Irish singer, songwriter and instrumentalist Andrew Hozier-Byrne released his first full album worldwide on Oct. 7. Hozier’s self-titled album includes 13 songs, four of which are completely new and not featured on his previous EPs.
Hozier is a relatively new indie-rock artist who also falls under the blues and soul genre. His first EP, “Take Me to Church,” was released in 2013 with its title track reaching number one on Ireland’s iTunes. His second EP, “From Eden,” was released earlier this year. He is the son of a blues musician and was part of the Irish choral group “Anuna.” According to Spotify, related and similar artists include MS MR, Banks, St. Lucia and Bon Iver.
I discovered Hozier on one of Spotify’s playlists this summer with his song “From Eden” and immediately loved it. This song had an upbeat tempo combined with a soulful voice that I had not heard for a long time. Other songs on his EPs featured more of a bluesy sound. Two of his most popular songs, “Take Me to Church” and “Work Song,” demonstrate a slower rock and highlight his incredible vocals.

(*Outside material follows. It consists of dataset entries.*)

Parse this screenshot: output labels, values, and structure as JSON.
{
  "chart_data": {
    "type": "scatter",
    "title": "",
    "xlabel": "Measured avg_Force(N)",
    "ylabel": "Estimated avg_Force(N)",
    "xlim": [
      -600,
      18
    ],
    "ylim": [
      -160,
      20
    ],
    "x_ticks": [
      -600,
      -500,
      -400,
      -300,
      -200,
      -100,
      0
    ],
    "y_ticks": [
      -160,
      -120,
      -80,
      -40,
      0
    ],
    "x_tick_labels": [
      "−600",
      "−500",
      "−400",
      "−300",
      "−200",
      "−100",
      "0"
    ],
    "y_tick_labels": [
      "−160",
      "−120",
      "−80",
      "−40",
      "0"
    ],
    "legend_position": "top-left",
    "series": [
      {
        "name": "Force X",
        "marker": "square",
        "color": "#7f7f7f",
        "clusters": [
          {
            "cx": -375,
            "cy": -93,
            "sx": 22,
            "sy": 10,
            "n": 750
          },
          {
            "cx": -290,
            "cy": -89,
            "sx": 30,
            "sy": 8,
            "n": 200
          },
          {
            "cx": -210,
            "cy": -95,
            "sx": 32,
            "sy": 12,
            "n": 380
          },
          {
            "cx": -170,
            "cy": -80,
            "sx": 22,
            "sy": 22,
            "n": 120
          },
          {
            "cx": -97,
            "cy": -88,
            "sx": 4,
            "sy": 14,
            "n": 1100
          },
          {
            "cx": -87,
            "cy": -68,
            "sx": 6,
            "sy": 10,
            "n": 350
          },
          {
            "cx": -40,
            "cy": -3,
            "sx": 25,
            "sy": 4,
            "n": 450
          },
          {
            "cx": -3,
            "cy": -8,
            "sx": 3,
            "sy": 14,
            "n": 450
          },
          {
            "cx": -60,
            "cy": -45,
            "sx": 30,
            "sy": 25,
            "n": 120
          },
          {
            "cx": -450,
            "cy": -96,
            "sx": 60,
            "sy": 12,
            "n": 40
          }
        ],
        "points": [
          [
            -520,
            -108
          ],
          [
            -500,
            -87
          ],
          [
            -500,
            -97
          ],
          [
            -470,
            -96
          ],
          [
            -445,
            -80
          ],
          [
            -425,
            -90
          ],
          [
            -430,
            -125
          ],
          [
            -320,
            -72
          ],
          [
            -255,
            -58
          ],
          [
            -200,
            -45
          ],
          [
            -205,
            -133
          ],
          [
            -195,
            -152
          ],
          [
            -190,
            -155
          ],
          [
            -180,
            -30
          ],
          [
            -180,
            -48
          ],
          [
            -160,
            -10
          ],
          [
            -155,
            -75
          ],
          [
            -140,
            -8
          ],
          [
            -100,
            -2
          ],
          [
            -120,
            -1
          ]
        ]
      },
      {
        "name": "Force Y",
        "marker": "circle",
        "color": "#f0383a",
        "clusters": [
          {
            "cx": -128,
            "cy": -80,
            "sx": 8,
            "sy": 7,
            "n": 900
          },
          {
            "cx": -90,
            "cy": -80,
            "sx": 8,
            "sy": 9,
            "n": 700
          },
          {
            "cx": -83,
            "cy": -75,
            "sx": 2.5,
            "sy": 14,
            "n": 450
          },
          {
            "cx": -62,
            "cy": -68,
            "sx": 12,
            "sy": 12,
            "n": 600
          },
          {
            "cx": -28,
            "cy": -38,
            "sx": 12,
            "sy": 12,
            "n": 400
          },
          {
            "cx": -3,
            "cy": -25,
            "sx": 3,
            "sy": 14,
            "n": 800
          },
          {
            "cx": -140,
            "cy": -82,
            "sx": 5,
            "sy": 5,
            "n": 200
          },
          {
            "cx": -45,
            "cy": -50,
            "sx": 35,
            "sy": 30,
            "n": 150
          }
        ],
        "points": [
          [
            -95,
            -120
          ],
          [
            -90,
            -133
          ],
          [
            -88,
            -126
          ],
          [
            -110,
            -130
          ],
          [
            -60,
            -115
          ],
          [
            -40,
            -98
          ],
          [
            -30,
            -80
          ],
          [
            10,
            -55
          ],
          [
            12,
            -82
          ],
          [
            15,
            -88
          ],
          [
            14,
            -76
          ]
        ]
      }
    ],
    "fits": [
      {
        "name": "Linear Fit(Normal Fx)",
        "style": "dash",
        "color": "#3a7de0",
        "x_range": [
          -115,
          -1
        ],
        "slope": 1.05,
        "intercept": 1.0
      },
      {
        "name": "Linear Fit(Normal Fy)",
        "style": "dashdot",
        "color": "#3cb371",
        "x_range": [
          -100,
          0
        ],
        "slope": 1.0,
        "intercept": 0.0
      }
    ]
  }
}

I was slightly disappointed when I realized that “Hozier” only featured four unheard songs. These songs strongly show his R&B and blues background. I believe the song “Jackie and Wilson” is the best representation of this.
One of my favorite new songs from “Hozier” is “In A Week” which features singer Karen Cowley. Fans of the folk duo “The Civil Wars” will enjoy this song for its slower country sound and powerful female vocals.

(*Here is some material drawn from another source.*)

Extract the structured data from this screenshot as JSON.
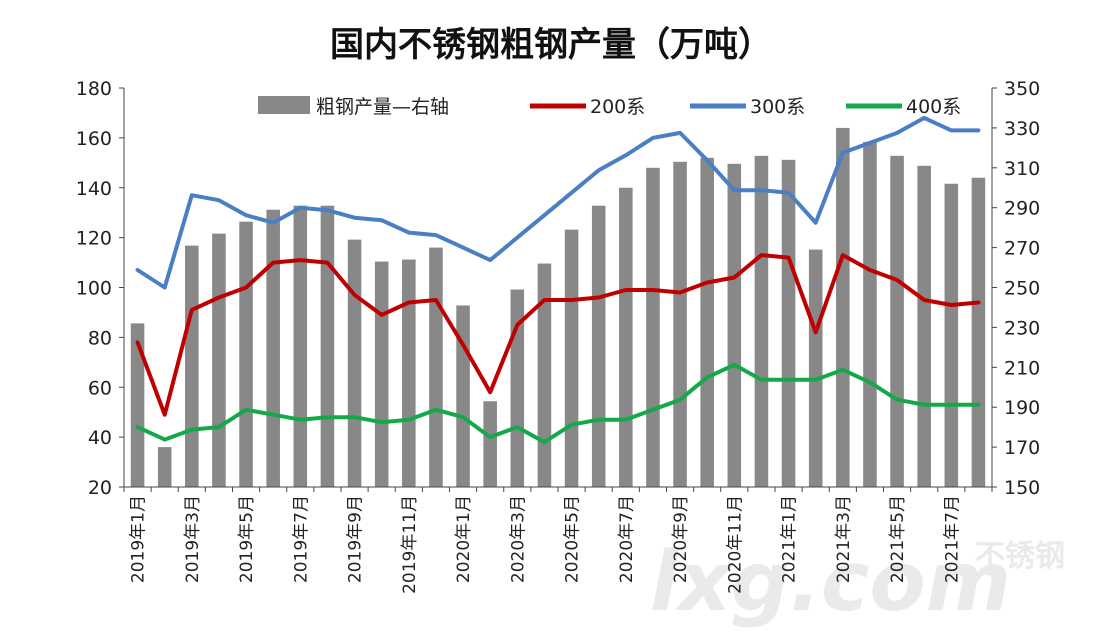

“Foreigner’s God,” is another new song that deserves some recognition. This song is very reminiscent of his first EP and “Take Me to Church” because of its incredible instrumental sounds and wide vocal range.
Several songs from his EPs have been tweaked for their release on the album. The most evident example of this was in the song “From Eden.” It now features a longer instrumental break that takes on a completely different sound than the rest of the song. The break almost has a Latin flare to it. In itself, it sounds great, but in relation to the upbeat, swingy song, it sounds out of place.
Overall, this is an incredible first album for the artist. It definitely has its quirks, but it does a fantastic job showcasing his work and the incredibly wide range that he has. It has powerful ballads, lighter and bouncy pieces and intelligent lyrics throughout. If you are looking for new music, I strongly recommend “Hozier.”